- Let’s see.
. First there was an interview with Patrick Smith on AWN.
. Then Amid Amidi commented on Cartoon Brew.
. Then David Levy wrote an editorial on the ASIFA-East newsletter/site.
. Then I had a couple of comments on David‘s comments.
. Then Amid was back to comment on David,
. Stephen Worth had a lot to say on my blog.
. Mark Mayerson commented on his site.
. Amid posted a number of the emails sent to him and led to sites & blogs that commented.
- And he continues to post more and more input on the subject.
All that being said; I think there was a lot of good conversation on the subject. I was particularly taken by what Chris Robinson had to say on Cartoon Brew:
- This obsession animators have with getting a tv series drives me crazy. Why is it your goal to have a tv series? Who said animation has to have regular characters, actors, and narratives? Your mommy? I see how it influences and ruins so many short films we receive at the OIAF because these works have not one ounce of personality, they are projects made to try to appease the desires/wants/needs of what they think SOMEONE ELSE wants…they are not making art, they are seeking markets to fit into.
This is a very high-minded response to the entire question of pitching vs making an independent film, but it’s the heart of the matter. You’re doing one or the other, but not both.

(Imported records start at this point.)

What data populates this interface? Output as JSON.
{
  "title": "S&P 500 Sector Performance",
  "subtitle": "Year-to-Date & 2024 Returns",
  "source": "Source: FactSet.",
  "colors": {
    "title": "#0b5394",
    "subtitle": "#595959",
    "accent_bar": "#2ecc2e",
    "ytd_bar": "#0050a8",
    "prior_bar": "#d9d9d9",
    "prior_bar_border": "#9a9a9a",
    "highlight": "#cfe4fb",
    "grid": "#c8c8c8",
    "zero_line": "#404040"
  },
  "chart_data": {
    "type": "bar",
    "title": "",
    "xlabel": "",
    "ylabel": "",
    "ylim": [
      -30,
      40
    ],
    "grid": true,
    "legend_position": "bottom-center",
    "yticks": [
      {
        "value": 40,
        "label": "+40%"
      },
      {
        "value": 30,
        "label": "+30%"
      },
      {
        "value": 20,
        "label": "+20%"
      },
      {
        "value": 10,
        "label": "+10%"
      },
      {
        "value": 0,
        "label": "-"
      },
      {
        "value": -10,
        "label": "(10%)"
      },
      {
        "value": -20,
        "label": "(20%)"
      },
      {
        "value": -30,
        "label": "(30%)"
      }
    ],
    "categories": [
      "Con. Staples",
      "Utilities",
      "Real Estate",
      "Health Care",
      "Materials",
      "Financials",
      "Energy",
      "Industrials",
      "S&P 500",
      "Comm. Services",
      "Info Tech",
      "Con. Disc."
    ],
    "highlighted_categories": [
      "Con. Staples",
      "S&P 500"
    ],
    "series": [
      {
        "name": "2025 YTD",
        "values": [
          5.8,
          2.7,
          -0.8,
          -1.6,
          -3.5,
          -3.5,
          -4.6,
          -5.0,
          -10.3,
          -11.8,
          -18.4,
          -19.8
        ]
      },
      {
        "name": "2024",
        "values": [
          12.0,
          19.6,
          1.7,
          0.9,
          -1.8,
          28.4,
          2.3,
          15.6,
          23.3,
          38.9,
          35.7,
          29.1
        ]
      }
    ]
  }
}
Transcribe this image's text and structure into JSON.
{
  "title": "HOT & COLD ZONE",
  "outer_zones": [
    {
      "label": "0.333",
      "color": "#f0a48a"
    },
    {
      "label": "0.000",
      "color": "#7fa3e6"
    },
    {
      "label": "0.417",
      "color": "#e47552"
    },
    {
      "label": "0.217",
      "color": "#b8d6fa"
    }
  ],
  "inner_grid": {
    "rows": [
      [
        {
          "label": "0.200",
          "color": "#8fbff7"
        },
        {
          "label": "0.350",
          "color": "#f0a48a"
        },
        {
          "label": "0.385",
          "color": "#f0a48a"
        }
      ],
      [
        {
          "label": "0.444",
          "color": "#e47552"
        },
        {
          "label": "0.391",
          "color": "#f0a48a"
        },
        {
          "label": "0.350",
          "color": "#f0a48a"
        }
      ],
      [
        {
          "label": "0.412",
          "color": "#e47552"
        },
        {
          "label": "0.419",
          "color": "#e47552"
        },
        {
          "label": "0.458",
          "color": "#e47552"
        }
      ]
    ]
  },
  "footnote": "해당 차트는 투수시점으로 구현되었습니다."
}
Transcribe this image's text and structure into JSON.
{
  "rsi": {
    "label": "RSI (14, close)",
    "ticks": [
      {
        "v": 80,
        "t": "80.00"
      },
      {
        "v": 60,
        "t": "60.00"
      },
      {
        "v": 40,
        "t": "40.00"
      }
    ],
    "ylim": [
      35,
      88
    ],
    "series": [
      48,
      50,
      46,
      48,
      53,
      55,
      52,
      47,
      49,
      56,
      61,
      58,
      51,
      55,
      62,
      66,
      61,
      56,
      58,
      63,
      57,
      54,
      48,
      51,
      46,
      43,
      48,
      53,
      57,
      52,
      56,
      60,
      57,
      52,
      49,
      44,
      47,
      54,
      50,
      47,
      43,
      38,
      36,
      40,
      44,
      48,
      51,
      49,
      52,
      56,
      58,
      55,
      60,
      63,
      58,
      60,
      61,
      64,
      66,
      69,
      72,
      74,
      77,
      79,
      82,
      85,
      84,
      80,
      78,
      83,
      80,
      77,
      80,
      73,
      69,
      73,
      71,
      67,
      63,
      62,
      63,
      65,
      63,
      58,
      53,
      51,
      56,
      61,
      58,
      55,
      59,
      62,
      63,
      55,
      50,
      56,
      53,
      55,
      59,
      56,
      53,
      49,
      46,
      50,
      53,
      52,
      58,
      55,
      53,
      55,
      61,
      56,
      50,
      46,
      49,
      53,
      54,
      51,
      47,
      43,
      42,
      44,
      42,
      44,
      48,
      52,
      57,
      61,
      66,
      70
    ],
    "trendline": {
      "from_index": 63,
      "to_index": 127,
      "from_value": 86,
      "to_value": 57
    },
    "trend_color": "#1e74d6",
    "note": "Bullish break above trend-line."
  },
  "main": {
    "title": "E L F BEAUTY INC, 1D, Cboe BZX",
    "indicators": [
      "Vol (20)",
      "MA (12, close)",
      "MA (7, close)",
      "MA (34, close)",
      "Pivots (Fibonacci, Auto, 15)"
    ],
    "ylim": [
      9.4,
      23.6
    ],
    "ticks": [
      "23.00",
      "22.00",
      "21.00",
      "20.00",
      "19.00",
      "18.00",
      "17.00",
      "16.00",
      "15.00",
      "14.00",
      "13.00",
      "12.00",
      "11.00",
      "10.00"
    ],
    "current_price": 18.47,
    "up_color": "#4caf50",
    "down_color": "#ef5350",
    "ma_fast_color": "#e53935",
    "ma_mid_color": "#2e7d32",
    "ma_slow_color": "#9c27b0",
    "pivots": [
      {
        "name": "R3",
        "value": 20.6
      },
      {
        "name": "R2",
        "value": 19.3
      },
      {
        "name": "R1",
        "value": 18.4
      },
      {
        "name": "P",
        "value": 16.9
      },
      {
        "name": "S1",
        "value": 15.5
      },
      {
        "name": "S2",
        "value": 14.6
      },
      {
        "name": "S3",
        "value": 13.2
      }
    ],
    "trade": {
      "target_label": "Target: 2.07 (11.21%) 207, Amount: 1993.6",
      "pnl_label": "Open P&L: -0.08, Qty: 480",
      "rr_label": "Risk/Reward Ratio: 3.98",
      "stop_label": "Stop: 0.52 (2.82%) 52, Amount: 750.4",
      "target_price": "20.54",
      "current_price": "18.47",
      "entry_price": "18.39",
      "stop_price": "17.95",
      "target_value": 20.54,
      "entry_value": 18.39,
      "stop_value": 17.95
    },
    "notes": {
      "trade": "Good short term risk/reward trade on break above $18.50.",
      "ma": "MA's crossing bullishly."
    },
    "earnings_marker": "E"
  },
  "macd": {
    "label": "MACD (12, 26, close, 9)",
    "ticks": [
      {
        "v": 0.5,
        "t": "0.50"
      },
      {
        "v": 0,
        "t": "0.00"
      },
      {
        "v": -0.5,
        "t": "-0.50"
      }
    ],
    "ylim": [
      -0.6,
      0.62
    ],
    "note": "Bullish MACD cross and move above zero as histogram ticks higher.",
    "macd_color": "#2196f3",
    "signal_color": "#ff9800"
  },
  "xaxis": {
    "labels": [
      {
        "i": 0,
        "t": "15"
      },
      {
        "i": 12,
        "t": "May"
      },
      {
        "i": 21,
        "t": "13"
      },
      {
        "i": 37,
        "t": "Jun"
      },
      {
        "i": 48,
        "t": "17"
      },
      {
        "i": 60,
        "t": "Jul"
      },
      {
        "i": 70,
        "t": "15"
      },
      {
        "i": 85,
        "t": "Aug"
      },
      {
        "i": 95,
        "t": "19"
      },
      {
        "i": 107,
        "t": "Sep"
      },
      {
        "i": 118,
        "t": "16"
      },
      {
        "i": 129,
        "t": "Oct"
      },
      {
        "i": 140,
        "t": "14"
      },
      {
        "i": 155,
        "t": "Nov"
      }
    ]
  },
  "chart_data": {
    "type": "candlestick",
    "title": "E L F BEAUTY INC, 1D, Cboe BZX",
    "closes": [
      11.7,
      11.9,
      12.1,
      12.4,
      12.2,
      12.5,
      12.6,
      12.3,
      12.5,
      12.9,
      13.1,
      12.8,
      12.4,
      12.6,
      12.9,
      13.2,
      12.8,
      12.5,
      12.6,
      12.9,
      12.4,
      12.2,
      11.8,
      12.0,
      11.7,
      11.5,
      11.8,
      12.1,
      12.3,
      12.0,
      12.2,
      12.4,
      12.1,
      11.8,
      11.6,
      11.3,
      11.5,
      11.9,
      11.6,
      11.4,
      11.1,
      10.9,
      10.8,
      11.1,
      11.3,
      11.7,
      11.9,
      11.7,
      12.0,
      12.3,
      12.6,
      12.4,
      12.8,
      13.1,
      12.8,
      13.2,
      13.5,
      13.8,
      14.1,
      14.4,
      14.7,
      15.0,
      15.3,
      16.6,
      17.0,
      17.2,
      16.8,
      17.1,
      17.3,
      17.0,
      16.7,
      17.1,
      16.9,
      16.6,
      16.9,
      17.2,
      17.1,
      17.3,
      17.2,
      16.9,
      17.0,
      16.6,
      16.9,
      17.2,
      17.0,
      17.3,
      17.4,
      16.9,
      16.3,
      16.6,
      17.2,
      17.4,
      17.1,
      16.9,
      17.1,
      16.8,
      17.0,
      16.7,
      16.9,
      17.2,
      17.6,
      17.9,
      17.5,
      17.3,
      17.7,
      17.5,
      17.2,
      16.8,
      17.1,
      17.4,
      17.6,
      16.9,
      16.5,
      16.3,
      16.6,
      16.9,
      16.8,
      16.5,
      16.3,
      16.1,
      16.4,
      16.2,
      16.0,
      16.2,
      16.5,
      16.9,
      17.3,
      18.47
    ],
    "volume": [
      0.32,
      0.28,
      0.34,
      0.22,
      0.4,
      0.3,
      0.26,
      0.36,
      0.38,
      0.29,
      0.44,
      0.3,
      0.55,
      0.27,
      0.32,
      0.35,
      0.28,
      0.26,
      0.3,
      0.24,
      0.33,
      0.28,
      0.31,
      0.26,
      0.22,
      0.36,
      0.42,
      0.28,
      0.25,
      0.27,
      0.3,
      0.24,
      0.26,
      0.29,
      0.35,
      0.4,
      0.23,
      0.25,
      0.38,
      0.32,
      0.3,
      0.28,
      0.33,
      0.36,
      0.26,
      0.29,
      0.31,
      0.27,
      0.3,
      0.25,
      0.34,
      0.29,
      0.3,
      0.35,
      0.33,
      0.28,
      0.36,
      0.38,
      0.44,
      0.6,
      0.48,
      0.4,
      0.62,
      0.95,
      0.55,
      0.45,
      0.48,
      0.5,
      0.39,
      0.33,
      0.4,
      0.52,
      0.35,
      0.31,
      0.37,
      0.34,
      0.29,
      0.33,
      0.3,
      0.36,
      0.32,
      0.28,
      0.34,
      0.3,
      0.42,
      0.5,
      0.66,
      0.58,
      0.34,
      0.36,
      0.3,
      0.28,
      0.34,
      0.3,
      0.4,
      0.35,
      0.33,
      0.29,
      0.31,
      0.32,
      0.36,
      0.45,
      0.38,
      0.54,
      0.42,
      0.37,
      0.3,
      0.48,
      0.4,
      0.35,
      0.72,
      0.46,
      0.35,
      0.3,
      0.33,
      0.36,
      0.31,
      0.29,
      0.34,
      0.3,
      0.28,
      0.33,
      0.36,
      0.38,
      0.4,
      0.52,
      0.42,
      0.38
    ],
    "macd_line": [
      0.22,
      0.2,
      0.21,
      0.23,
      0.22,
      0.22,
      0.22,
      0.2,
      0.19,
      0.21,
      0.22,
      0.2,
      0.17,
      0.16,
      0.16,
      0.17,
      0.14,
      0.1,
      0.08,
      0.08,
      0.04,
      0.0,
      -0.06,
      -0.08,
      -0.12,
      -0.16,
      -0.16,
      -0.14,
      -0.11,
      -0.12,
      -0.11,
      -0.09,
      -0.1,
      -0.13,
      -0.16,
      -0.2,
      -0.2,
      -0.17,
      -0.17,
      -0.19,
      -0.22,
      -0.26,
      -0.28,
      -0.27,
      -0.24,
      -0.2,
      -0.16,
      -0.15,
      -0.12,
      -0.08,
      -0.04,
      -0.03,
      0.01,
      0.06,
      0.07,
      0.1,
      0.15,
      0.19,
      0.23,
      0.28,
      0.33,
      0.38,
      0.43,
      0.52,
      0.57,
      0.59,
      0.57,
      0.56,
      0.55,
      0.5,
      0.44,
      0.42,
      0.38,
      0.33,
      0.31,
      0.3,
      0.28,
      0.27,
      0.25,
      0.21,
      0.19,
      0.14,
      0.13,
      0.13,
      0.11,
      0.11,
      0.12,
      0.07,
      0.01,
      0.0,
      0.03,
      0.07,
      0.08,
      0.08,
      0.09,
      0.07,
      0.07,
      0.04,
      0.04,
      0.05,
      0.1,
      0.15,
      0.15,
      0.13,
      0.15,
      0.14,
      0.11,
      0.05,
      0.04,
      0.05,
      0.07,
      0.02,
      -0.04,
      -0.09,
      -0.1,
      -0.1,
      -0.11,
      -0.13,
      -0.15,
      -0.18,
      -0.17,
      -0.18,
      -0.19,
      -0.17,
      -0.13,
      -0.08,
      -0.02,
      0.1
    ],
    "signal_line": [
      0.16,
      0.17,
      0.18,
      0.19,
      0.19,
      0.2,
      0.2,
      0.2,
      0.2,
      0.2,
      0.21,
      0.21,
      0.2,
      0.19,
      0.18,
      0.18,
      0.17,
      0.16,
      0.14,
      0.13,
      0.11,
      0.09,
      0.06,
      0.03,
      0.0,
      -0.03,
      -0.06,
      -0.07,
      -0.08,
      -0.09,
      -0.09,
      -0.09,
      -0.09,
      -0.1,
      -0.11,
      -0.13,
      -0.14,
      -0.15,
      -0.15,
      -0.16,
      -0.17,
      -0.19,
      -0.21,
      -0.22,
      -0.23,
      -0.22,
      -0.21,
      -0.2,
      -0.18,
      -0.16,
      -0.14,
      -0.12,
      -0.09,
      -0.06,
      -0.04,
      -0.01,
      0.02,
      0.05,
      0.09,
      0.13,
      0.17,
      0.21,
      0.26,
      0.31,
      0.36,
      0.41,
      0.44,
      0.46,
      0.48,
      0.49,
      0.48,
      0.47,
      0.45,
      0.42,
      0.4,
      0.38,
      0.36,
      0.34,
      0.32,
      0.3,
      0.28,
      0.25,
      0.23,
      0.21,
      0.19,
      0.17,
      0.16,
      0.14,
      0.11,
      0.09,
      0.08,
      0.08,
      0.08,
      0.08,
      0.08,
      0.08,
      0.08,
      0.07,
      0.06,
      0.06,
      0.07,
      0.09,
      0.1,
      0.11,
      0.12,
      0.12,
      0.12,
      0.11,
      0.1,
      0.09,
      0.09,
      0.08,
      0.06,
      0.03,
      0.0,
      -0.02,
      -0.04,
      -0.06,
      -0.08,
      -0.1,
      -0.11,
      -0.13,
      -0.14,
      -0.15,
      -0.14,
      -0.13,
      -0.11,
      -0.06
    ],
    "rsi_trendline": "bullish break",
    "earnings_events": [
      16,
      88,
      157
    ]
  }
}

Series samples are just that – samples. They’re not EVER fully developed. The maxim goes that a series doesn’t develop fully until the 2nd or 3rd year. An Independent short is all there is. (Usually. I can only think of one example of a series growing out of a truly Independent short – Bob’s Birthday. (I’ve discounted the Christmas card from the South Park people.) The only example I can think of a pilot acting as a stand-alone film is The Chicken From Outer Space.)
In essence, I think, Chris Robinson is right: Art is Art (a high & mighty term for most animated films), and commerce is commerce.
– Today, at Noon, a series of current family films will show at the Museum of Modern Art. Admission is free on a first come first serve basis. They have one of these each month. There’s a particularly interesting screening coming Dec. 9th.
Josh Staub‘s cg film, The Mantis Parable, is among those featured today.
- Tomorrow, Sunday Oct.22nd at 2pm, the Museum of Modern Art will screen Nina Paley‘s short film, The Stork.